Carollo loses court appeal involving recall effort against him. Expect more lawsuits.
The effort to recall Miami Commissioner Joe Carollo scored another legal victory Wednesday when an appeals court ruled the city must submit a batch of petitions to the Miami-Dade County Elections Department.
The city clerk had refused to accept the petitions in March, saying the recall campaign had missed the deadline, so they were never given to the elections department. The recall committee then sued the city to compel the clerk to forward the signatures to the supervisor of elections.
Days before city elected officials entered isolation and the COVID-19 pandemic prompted emergency orders, a Miami-Dade Circuit Court judge ruled the city needed to give a batch of signed petitions to the elections supervisor, whose office verifies the signatures. Wednesday the appellate court upheld that ruling.
On March 2, City Clerk Todd Hannon rejected more than 1,900 recall petitions submitted by the recall committee, Take Back Our City, saying they were not submitted on time.
The deadline was in question partly because it fell on a weekend and the committee turned in the physical petitions the following Monday — the petitions were emailed in over the weekend. There are also questions about the exact date of the deadline, since the committee and city disagree over when the first valid signature was collected, which started the deadline clock ticking.
Arguing before Judge Alan S. Fine on March 10, the city contended that the petitions were late.
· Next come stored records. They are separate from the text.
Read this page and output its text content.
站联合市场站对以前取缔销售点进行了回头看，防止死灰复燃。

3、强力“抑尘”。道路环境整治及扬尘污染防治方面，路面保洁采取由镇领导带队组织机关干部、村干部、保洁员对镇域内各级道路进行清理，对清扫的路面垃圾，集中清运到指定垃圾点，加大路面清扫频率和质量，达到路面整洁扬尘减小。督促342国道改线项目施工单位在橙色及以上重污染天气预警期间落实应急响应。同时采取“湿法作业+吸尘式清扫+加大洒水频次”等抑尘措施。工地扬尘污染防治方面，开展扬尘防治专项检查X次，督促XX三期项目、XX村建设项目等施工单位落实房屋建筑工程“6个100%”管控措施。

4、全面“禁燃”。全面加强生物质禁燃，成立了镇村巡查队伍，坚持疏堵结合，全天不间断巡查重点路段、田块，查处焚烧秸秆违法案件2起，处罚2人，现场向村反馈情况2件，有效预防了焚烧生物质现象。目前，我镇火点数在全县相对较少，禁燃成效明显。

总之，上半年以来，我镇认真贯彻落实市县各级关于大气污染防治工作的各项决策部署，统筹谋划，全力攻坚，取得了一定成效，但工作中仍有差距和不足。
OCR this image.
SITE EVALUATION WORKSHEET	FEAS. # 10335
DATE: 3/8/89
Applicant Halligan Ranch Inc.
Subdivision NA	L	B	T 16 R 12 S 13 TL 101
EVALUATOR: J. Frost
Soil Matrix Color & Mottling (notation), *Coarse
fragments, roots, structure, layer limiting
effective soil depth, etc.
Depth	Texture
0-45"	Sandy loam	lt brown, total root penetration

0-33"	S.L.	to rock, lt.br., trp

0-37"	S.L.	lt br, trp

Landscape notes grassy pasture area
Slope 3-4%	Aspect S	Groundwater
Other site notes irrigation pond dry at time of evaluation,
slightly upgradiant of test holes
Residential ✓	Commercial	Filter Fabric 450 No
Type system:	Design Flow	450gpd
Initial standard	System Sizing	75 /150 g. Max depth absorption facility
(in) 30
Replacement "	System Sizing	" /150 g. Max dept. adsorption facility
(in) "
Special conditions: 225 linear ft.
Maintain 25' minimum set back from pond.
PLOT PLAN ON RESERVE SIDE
The judge noted that deadline question was complicated because the state law does not assign the authority of determining the timeliness of a recall petition to any specific public official.
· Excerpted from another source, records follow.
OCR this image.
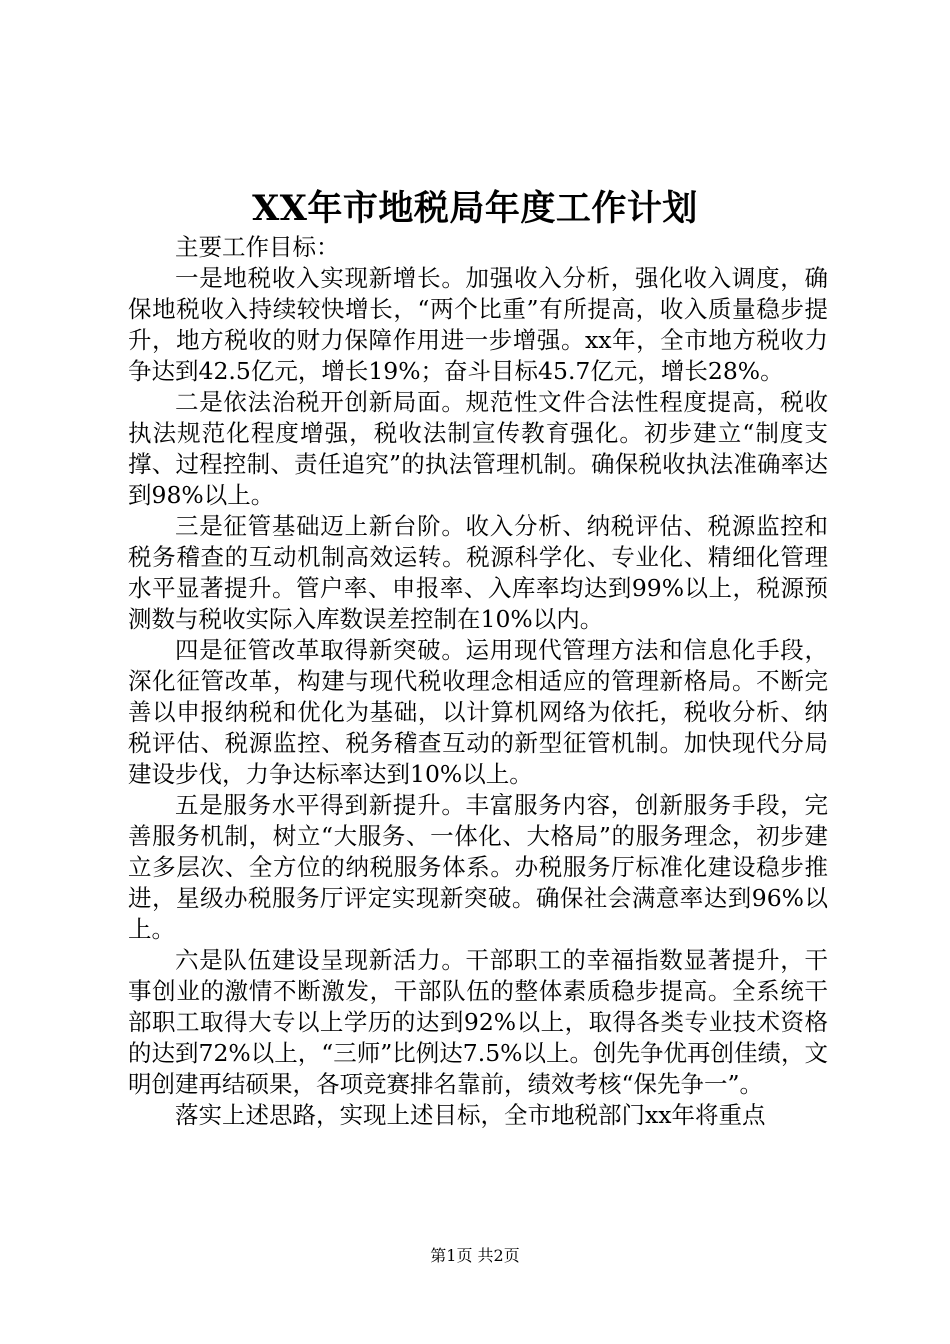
XX年市地税局年度工作计划

主要工作目标：

一是地税收入实现新增长。加强收入分析，强化收入调度，确保地税收入持续较快增长，“两个比重”有所提高，收入质量稳步提升，地方税收的财力保障作用进一步增强。xx年，全市地方税收力争达到42.5亿元，增长19%；奋斗目标45.7亿元，增长28%。

二是依法治税开创新局面。规范性文件合法性程度提高，税收执法规范化程度增强，税收法制宣传教育强化。初步建立“制度支撑、过程控制、责任追究”的执法管理机制。确保税收执法准确率达到98%以上。

三是征管基础迈上新台阶。收入分析、纳税评估、税源监控和税务稽查的互动机制高效运转。税源科学化、专业化、精细化管理水平显著提升。管户率、申报率、入库率均达到99%以上，税源预测数与税收实际入库数误差控制在10%以内。

四是征管改革取得新突破。运用现代管理方法和信息化手段，深化征管改革，构建与现代税收理念相适应的管理新格局。不断完善以申报纳税和优化为基础，以计算机网络为依托，税收分析、纳税评估、税源监控、税务稽查互动的新型征管机制。加快现代分局建设步伐，力争达标率达到10%以上。

五是服务水平得到新提升。丰富服务内容，创新服务手段，完善服务机制，树立“大服务、一体化、大格局”的服务理念，初步建立多层次、全方位的纳税服务体系。办税服务厅标准化建设稳步推进，星级办税服务厅评定实现新突破。确保社会满意率达到96%以上。

六是队伍建设呈现新活力。干部职工的幸福指数显著提升，干事创业的激情不断激发，干部队伍的整体素质稳步提高。全系统干部职工取得大专以上学历的达到92%以上，取得各类专业技术资格的达到72%以上，“三师”比例达7.5%以上。创先争优再创佳绩，文明创建再结硕果，各项竞赛排名靠前，绩效考核“保先争一”。

落实上述思路，实现上述目标，全市地税部门xx年将重点

第1页 共2页
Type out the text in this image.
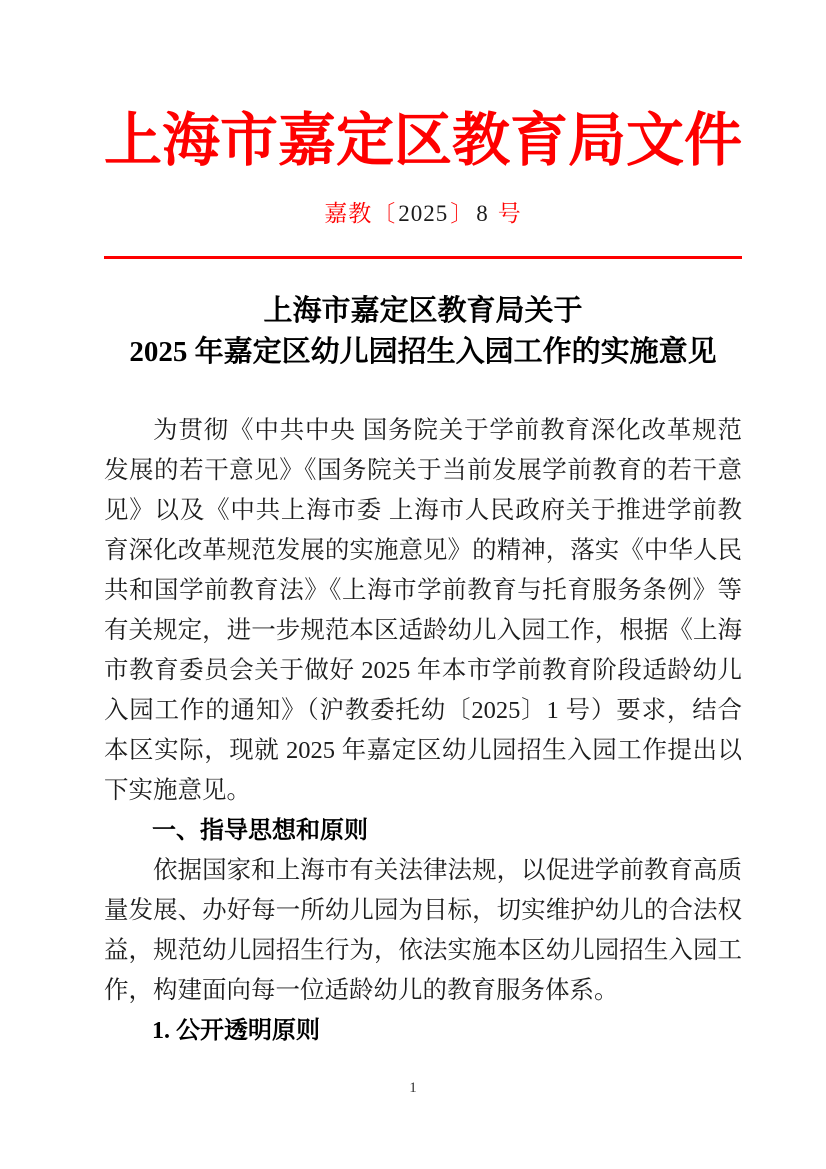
上海市嘉定区教育局文件
嘉教〔2025〕8 号
上海市嘉定区教育局关于
2025 年嘉定区幼儿园招生入园工作的实施意见

为贯彻《中共中央 国务院关于学前教育深化改革规范发展的若干意见》《国务院关于当前发展学前教育的若干意见》以及《中共上海市委 上海市人民政府关于推进学前教育深化改革规范发展的实施意见》的精神，落实《中华人民共和国学前教育法》《上海市学前教育与托育服务条例》等有关规定，进一步规范本区适龄幼儿入园工作，根据《上海市教育委员会关于做好 2025 年本市学前教育阶段适龄幼儿入园工作的通知》（沪教委托幼〔2025〕1 号）要求，结合本区实际，现就 2025 年嘉定区幼儿园招生入园工作提出以下实施意见。

一、指导思想和原则

依据国家和上海市有关法律法规，以促进学前教育高质量发展、办好每一所幼儿园为目标，切实维护幼儿的合法权益，规范幼儿园招生行为，依法实施本区幼儿园招生入园工作，构建面向每一位适龄幼儿的教育服务体系。

1. 公开透明原则
1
“I wish it weren’t this way,” Fine said at the time. “I wish the statutes gave plenary authority to somebody else to decide this, but they don’t.”
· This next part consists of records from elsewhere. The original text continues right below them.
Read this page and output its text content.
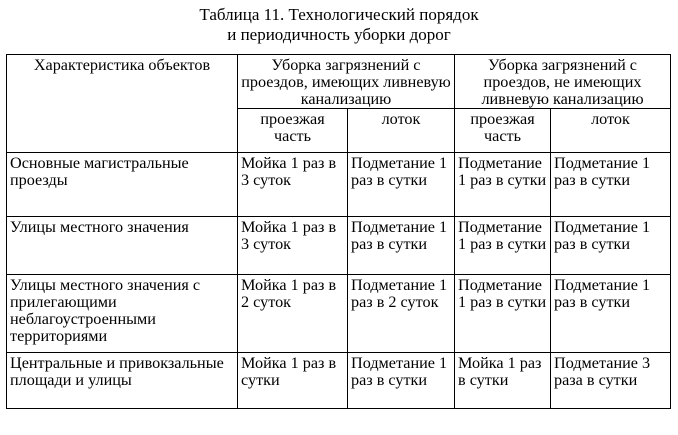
Таблица 11. Технологический порядок
и периодичность уборки дорог
Характеристика объектов	Уборка загрязнений с проездов, имеющих ливневую канализацию		Уборка загрязнений с проездов, не имеющих ливневую канализацию	
	проезжая часть	лоток	проезжая часть	лоток
Основные магистральные проезды	Мойка 1 раз в 3 суток	Подметание 1 раз в сутки	Подметание 1 раз в сутки	Подметание 1 раз в сутки
Улицы местного значения	Мойка 1 раз в 3 суток	Подметание 1 раз в сутки	Подметание 1 раз в сутки	Подметание 1 раз в сутки
Улицы местного значения с прилегающими неблагоустроенными территориями	Мойка 1 раз в 2 суток	Подметание 1 раз в 2 суток	Подметание 1 раз в сутки	Подметание 1 раз в сутки
Центральные и привокзальные площади и улицы	Мойка 1 раз в сутки	Подметание 1 раз в сутки	Мойка 1 раз в сутки	Подметание 3 раза в сутки
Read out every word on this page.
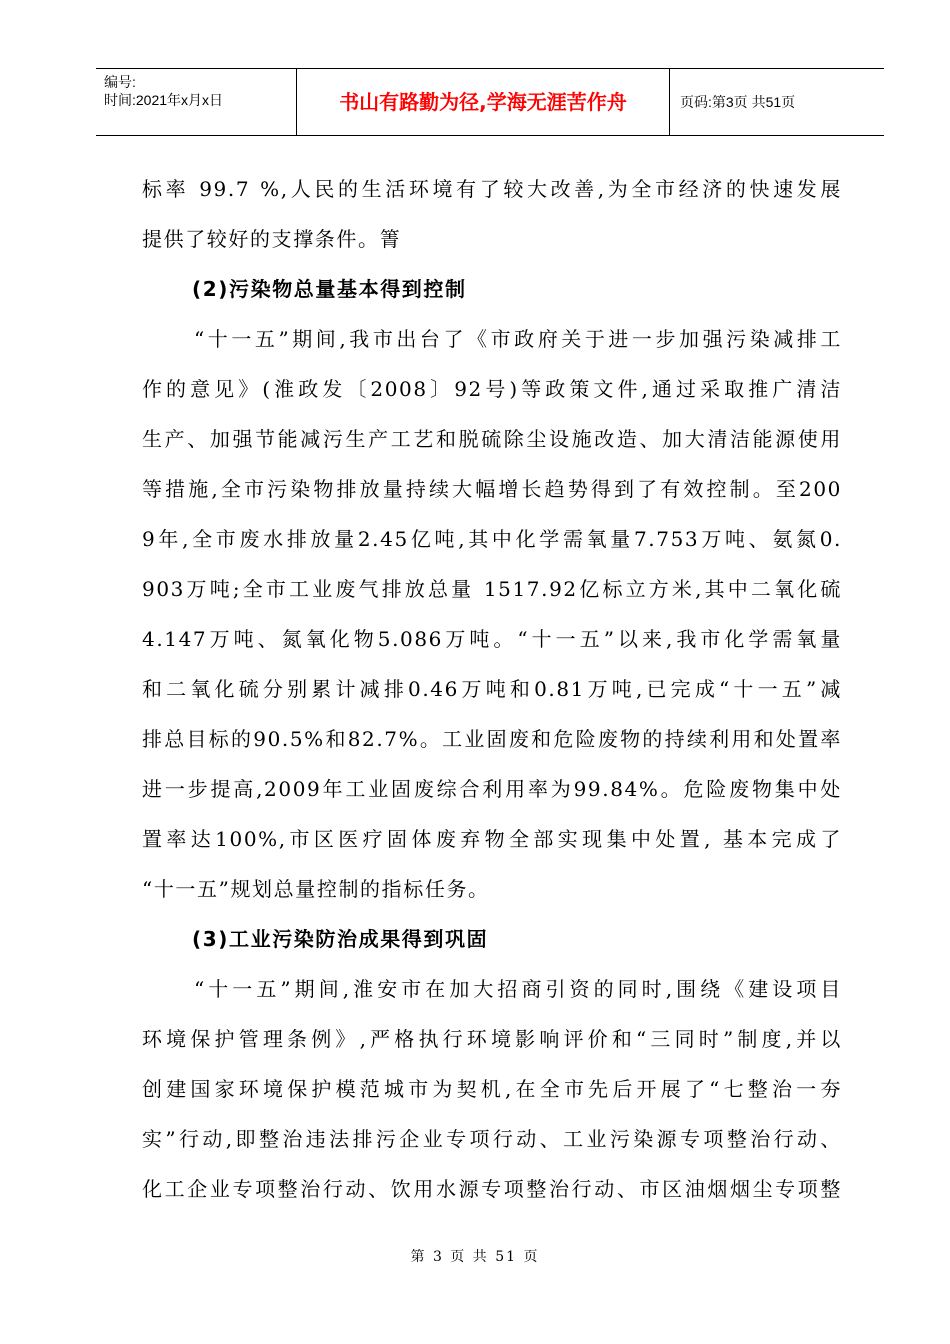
编号:
时间:2021年x月x日	书山有路勤为径,学海无涯苦作舟	页码:第3页 共51页
标率 99.7 %,人民的生活环境有了较大改善,为全市经济的快速发展
提供了较好的支撑条件。箐
(2)污染物总量基本得到控制
“十一五”期间,我市出台了《市政府关于进一步加强污染减排工
作的意见》(淮政发〔2008〕92号)等政策文件,通过采取推广清洁
生产、加强节能减污生产工艺和脱硫除尘设施改造、加大清洁能源使用
等措施,全市污染物排放量持续大幅增长趋势得到了有效控制。至200
9年,全市废水排放量2.45亿吨,其中化学需氧量7.753万吨、氨氮0.
903万吨;全市工业废气排放总量 1517.92亿标立方米,其中二氧化硫
4.147万吨、氮氧化物5.086万吨。“十一五”以来,我市化学需氧量
和二氧化硫分别累计减排0.46万吨和0.81万吨,已完成“十一五”减
排总目标的90.5%和82.7%。工业固废和危险废物的持续利用和处置率
进一步提高,2009年工业固废综合利用率为99.84%。危险废物集中处
置率达100%,市区医疗固体废弃物全部实现集中处置, 基本完成了
“十一五”规划总量控制的指标任务。
(3)工业污染防治成果得到巩固
“十一五”期间,淮安市在加大招商引资的同时,围绕《建设项目
环境保护管理条例》,严格执行环境影响评价和“三同时”制度,并以
创建国家环境保护模范城市为契机,在全市先后开展了“七整治一夯
实”行动,即整治违法排污企业专项行动、工业污染源专项整治行动、
化工企业专项整治行动、饮用水源专项整治行动、市区油烟烟尘专项整
第 3 页 共 51 页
On the narrow issue of what the city should have done with the petitions, Fine ruled the law compelled the city to give them to the county elections department. City Attorney Victoria Méndez and Carollo’s attorney, Benedict Kuehne, immediately appealed to the Third District Court of Appeals.
In an opinion issued Wednesday, a panel of three appellate judges affirmed Fine’s ruling. The judges wrote that the state law does not grant a municipal clerk authority to review a petition for legal sufficiency.
“The language confers no discretion on the clerk to review the recall petition for facial or legal sufficiency,” reads the opinion. “The use of the word ‘shall’ only reinforces that the clerk’s responsibility in this regard is ministerial.”
On Wednesday, Méndez said the appeals court settled a legal procedural question regarding only the city clerk’s authority to refuse to forward a recall petition that is invalid, but the deadline issue will be further litigated.
“The City has a duty to take steps to ensure that a facially deficient recall petition did not proceed for further processing. The Third District Court has now decided that the Clerk does not have the authority to refuse to forward a recall petition, even if it is facially invalid. Now we have settled law,” Méndez said. “The Third District did not, however, determine whether the recall petition at issue was facially valid or timely, which will now be the subject of future litigation.”
Méndez was criticized by the recall committee after it was revealed that she and her staff began researching legal questions about recall elections before the petition drive officially began. City emails showed the city attorney’s team researched the calculation of the deadline for submission of recall petitions and what would happen if someone sued to compel the city to turn over the petitions to the county — which eventually did happen.
The attorneys representing the recall organizers, J.C. Planas and David Winker, argued Méndez was improperly working to protect Carollo’s interests, spending taxpayer dollars by investing time and staff to interpret laws in ways that would be favorable for the commissioner.
On Wednesday, Planas said the city was merely attempting to use city resources to slow down the recall.
“It has now been ordered by two courts that the City exceeded its authority in making any judgment on these petitions,” Planas said in a statement. “This was an obvious delay tactic to protect Carollo by using City funds.”
Carollo’s attorney, Kuehne, told the Miami Herald the commissioner was disappointed with the appellate decision. Kuehne blasted the recall committee, saying they have “made a mockery of the process,” adding that his legal team could consider an appeal to the Florida Supreme Court.